Practice Landings on a Gravel Strip

Aircraft: C172 N13205

Flight Time: 1.2 hours

Total Hours: 39.2

After flying less than perfect patters at Birchwood the other day, I felt I needed more practice landing at non-towered airports where I don’t have familiar visual cues to guide me along my downwind, base and final legs. Goose Bay, a 3,000 unpaved runway on the other side of the Knik Arm seemed like a good choice, since I’d never been there before. Plus, it would be a chance to get in some genuine soft field takeoff and landing practice on a real Alaskan gravel strip.

We took ‘205’ today, since it has the bigger tires and flew a few miles north after crossing the channel until the strip came into sight. It was certainly different than anything I’d done yet, being right up against the water on the south and surrounded by trees on all sides. I entered the pattern, announced myself on the common traffic frequency and began my descent for runway 25. I was a little low and far out over the water on my base leg, and Mark pointed out that if the engine were to fail, we wouldn’t have enough altitude to glide back to land. I made a mental note to fly a tighter pattern next time.

It was exciting to come in over the trees and make my first gravel touch down, and although I came in pretty fast and ate up a couple hundred feet of the runway, I got the plane down pretty smoothy and kept it straight as we slowed down. We came to a full stop on the first landing and then after we took off again, we did 6 more touch and gos. My patterns got much more precise as I went on. I really concentrated on being consistent with the power and trim wheel during my descents and eventually was able to get my airspeed under control on final so that I wouldn’t float too much during my flare. One thing that threw me off a bit was that ‘205’ indicates airspeed in MPH instead of knots. I haven’t flown this plane in quite awhile, and so that difference might have made thing a bit more challenging.

The thing I had I struggled with today was getting the nose up enough during the flare. I kept landing somewhat flat, which is exactly what you don’t want to do on a soft field landing. Fortunately, the strip was in pretty good shape, but this is an area where I need work. Overall, my landings today were pretty smooth and straight, I just need to refine my flare.

I felt that I accomplished the two things that I wanted to improve on today, which were to fly a more consistent pattern and to make sure I was not swerving on the runway after I had landed. I’ve been having trouble with that, and I think it’s because as the plane slows down, the rudder control loses effectiveness and that’s the time it’s most prone to veering left. The amount of control input that’s needed to keep the plane tracking straight on the centerline of the runway during final quickly changes and I haven’t been compensating for that. Today, I made sure to increase my control input on the rudder once we were on the ground and slowing down each time.

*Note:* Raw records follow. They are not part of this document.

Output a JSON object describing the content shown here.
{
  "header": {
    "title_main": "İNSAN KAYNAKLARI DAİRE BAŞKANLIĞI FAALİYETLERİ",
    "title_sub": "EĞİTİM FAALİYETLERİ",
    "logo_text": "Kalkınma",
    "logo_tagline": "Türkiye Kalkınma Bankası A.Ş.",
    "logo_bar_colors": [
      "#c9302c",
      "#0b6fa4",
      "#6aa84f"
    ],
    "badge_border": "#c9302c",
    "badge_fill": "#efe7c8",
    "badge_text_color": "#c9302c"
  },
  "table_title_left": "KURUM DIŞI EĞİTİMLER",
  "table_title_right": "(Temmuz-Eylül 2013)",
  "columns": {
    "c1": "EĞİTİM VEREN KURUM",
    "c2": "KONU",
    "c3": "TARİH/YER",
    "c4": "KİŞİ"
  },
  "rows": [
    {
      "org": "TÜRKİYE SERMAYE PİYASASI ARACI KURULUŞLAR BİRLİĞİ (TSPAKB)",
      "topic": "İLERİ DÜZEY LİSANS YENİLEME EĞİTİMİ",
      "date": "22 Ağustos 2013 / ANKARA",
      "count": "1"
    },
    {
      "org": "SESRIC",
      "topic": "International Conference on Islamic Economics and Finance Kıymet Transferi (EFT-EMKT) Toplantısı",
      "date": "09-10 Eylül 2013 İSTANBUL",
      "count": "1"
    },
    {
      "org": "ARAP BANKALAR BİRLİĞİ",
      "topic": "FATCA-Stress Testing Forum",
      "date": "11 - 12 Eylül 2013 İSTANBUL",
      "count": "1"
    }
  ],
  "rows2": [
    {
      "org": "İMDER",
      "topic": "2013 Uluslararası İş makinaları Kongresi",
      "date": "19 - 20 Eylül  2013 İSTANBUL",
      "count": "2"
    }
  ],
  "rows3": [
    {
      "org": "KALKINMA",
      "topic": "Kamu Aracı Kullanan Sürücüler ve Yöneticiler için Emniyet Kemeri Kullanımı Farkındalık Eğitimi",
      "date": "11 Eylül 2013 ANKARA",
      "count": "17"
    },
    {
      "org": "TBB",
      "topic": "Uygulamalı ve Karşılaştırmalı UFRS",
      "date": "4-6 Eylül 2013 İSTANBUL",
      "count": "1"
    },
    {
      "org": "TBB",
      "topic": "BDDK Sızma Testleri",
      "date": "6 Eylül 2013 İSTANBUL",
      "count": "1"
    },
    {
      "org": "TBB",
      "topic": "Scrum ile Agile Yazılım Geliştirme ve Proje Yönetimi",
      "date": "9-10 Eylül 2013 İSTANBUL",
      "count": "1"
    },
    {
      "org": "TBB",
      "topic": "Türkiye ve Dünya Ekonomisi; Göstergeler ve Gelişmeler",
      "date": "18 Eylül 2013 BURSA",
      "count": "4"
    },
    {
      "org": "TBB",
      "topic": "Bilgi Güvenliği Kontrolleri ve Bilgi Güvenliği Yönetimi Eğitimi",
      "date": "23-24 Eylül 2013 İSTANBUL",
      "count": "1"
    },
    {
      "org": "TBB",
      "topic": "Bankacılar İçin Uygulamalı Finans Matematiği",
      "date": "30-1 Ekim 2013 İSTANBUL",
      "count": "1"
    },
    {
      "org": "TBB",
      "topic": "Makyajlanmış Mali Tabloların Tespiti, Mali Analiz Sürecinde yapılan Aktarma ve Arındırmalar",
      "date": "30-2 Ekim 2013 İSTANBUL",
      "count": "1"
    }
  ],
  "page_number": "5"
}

Once back at Merrill, Mark and I talked about my progress and went over the numbers in my logbook. At this point, I have met all of my other requirements and only have less than one hour to reach the required 40 hours of training. Although I feel good about my skills at the point, and know that I just need a little bit of work on my landings, I asked Mark what he thought.

He agreed with me about the landings, and thinks that we can knock those into shape with one more dual lesson. Other than that, he feels that my flying skills are up to par, and since I scored a 90% on my written exam, I obviously have a solid knowledge on the material. His assessment is that I’m ready for my checkride!